In her talk on Isaac Watts and Lewis Carroll, Kate Wakely-Mulroney continued to explore this shift in attitude from serious to comic that occurs in children’s poetry. However, Kate argued that although Carroll’s parodies of Watts’ Divine Songs are often interpreted as a criticism on the culture of rote learning that Watts promoted, Carroll was also a huge proponent of memorisation in the fields of maths and logic. This is particularly evident in his lesser-known work Sylvie and Bruno (1889), which suggests that Carroll’s parodies of Divine Songs in Alice could more accurately be interpreted as a critique of complacency, indicating that memorisation is always §an ongoing project that requires continual commitment.

All these excellent talks led to a series of animated discussions that in turn led to further questions include:

Where does children’s poetry dwell, within the eye or within the ear?
What roles do laughter and the comic play in children’s poetry?
How is children’s poetry used in political projects?
What happens when memory becomes the site of poetry, from childhood to adulthood?

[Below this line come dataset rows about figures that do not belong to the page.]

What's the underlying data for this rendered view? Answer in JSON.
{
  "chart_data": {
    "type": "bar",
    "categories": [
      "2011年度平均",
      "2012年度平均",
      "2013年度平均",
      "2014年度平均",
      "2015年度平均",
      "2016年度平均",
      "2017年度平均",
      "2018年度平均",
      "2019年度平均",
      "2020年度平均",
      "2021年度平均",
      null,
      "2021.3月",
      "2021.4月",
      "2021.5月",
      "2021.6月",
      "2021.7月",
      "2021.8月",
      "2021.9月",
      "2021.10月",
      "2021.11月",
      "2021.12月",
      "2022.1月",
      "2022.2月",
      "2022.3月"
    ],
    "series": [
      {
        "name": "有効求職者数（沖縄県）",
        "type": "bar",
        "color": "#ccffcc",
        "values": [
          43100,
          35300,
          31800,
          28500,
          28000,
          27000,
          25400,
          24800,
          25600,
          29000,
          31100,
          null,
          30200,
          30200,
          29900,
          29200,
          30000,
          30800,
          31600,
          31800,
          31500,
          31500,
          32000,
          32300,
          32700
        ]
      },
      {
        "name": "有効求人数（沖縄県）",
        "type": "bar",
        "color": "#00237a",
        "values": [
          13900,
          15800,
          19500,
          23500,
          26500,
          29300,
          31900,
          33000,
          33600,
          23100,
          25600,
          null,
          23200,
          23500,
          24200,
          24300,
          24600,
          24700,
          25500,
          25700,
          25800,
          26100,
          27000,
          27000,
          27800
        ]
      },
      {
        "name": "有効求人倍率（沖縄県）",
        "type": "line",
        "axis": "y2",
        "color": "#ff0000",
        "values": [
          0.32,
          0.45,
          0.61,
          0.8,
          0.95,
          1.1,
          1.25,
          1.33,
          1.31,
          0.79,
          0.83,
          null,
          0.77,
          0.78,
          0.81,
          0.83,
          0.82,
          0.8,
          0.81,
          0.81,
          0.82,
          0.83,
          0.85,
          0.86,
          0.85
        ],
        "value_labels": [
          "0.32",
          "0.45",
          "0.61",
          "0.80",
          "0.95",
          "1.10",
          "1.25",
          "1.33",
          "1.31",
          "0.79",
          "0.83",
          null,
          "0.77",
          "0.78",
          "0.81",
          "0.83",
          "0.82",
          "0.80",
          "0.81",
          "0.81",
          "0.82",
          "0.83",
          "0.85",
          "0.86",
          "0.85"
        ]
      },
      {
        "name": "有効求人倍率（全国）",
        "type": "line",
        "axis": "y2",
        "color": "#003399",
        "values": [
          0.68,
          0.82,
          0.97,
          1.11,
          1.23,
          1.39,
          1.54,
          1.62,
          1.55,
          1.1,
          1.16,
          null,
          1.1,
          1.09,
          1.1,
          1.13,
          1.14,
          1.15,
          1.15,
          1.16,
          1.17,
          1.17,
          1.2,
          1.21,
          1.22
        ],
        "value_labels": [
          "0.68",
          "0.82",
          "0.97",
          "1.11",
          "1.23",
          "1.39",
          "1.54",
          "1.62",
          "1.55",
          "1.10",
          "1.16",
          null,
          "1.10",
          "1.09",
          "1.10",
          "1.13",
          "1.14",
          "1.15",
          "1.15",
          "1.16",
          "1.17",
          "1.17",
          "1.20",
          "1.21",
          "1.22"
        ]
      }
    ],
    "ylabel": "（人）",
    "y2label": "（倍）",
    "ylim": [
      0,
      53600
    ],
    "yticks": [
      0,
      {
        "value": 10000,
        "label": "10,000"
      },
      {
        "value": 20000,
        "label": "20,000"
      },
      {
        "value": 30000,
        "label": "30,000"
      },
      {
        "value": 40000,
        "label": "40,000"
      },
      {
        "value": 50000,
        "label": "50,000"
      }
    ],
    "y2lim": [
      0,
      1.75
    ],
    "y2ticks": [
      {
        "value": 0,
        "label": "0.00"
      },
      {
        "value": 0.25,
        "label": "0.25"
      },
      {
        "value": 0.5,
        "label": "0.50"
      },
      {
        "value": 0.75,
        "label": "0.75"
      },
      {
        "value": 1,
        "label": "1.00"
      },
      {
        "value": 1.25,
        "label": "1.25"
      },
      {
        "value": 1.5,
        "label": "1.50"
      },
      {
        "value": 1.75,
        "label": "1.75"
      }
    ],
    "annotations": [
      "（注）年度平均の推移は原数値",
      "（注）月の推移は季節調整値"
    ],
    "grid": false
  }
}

The roundtable at the end of the day enabled us to continuing exploring these questions. However, before we were able to settle down comfortably into our accustomed roles as academics Debbie, David and Julie Blake (a PhD student at Homerton, and also a pillar of Poetry by Heart: http://www.poetrybyheart.org.uk) shook things up still further. The workshop they ran required us to split up into three groups. The first group worked on performing a close reading of a poem; the second group memorised the poem; and the third group prepared a performance of the poem. When we came back together these three different ways of approaching poetry threw up a raft of further questions:

Do we know the same poem?
What different kinds of understanding do these approaches open up?
Does a close reading encourage an individualistic approach?
Does a shared performance encourage a communal understanding?
Who knows the poem best?

I think I can safely say that for all involved this exercise shed new light of different perspectives. As a member of the group that was asked to memorise the poem I was surprised to remember how much I enjoyed having things off by heart, so I’ve decided to keep on going. I’m going to try to memorise a poem for each long journey I take, I’ll let you know how I get on but for the moment here is the one that got me going:

Web

The deftest leave no trace: type, send, delete
clear history. The world will never know.
Though a man might wonder, as he crossed the street
what it was that broke across his brow
or vanished on his tongue and left it sweet.

Don Paterson (from Landing Light, 2004) 

Thank you Clémentine for organising such a lovely event and thank you to all of the speakers and for offering such interesting papers and workshops.